How the world changed
While all three observations have held true, the broader data landscape evolved faster, and more dramatically than anyone expected. The distinction between external and internal data began to blur.  Organizations increasingly wanted to combine every available data source to build the most accurate and up-to-date view of their business.

At the same time, the data lake ecosystem matured rapidly. Organizations began consolidating their data estate into fewer, more scalable and more capable platforms: systems designed to pull together structured, semi-structured, and unstructured data into one place and combine it to provide insights and visibility never before possible.

The center of gravity was shifting for data as the era of AI was launched.  

AI, language models, and a new inflection point
In parallel, we were closely following research advances in language modelling and their applicability to data engineering. From early bidrectional transformer models like BERT through the emergence of encoder-only and decoder-only autorecursive large language models in the T5/GPT era, it became clear that these techniques could fundamentally change how data systems are built and operated.

As soon as LLM technology became available outside of big research labs (GPT 3, 3.5, Llama family), we began experimenting. We started with small scale, error prone usecases, and eventually deployed our own fine-tuned and optimized LLM directly in the data pipeline path. Doing this required solving training and inference challenges in a rapidly evolving LLM ecosystem.

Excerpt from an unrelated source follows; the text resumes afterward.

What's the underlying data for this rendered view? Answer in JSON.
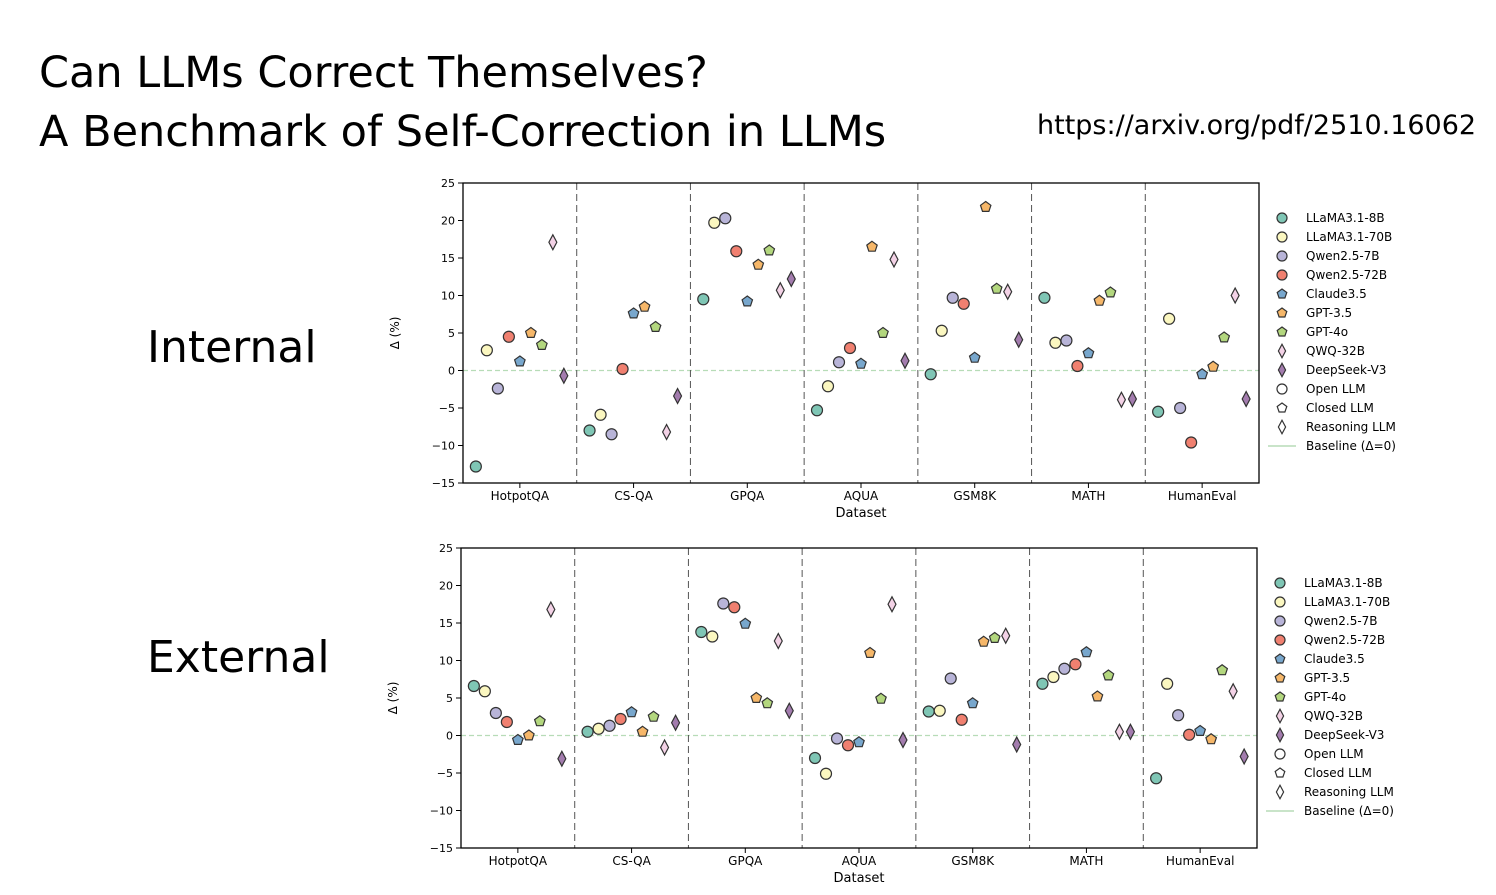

As we made rapid progress on our AI-assisted products, three things became clear:

  • The enterprise data estate was consolidating around the data lake.
  • The future was agentic, i.e. AI driven, with humans as final approvers as opposed to purely AI-assisted workflows.
  • The tools transforming Software Engineering (IDEs, coding agents, MCP) were necessary but insufficient to automate Data Engineering.

Data engineering required automation not just grounded in the data, but with significantly more complex guardrails to protect the data and provide human approvers tools to undo agent missteps while enabling hands-off, long-horizon automation.

The bet we made
We made a deliberate bet: automate data engineering, as close to the data lake as possible.

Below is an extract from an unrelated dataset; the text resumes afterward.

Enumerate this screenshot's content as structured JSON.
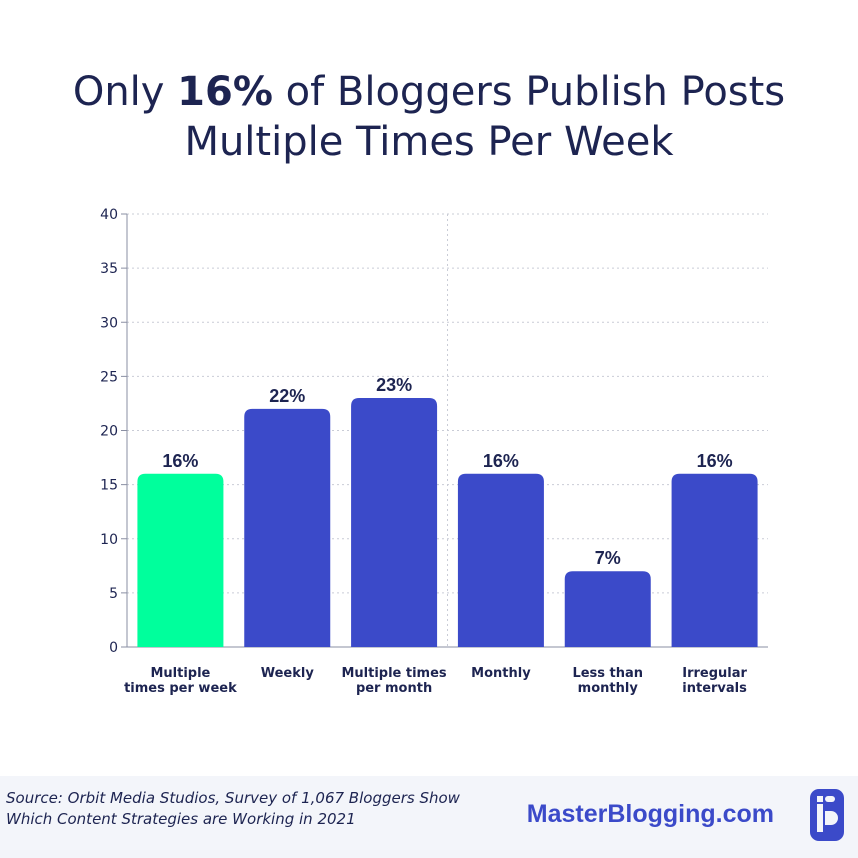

This belief aligned perfectly with the launch of Microsoft Fabric’s Workload Hub and extensibility platform. Fabric offered the opportunity to embed our technology directly into the data platform itself.

So, we built our first wave of products natively within Fabric, focused on autonomous ingestion, transformation, and schema evolution.

Why Microsoft
Today, we’re inspired by the possibilities ahead that our technology, integrated into Fabric, can unlock for the data ecosystem.

Microsoft shares our belief that the future of data engineering is AI-native, deeply integrated, and built for enterprise scale. Fabric provides the foundation—OneLake, unified governance, and a rapidly growing ecosystem—on top of which autonomous data engineering can truly thrive.

By bringing Osmos’s technology and team into Microsoft, we have the opportunity to accelerate what we’ve been building and deliver it to a far broader audience—directly where customers already operate their data platforms.

What Comes Next
For our customers and partners: thank you for being part of this journey with us. Your problems shaped our thinking, and your feedback pushed us to build better systems.

As part of Microsoft, we’re excited to continue this work in helping define what autonomous, AI-driven data engineering looks like when it’s built directly into the modern data platform.

We believe the most impactful chapter is still ahead.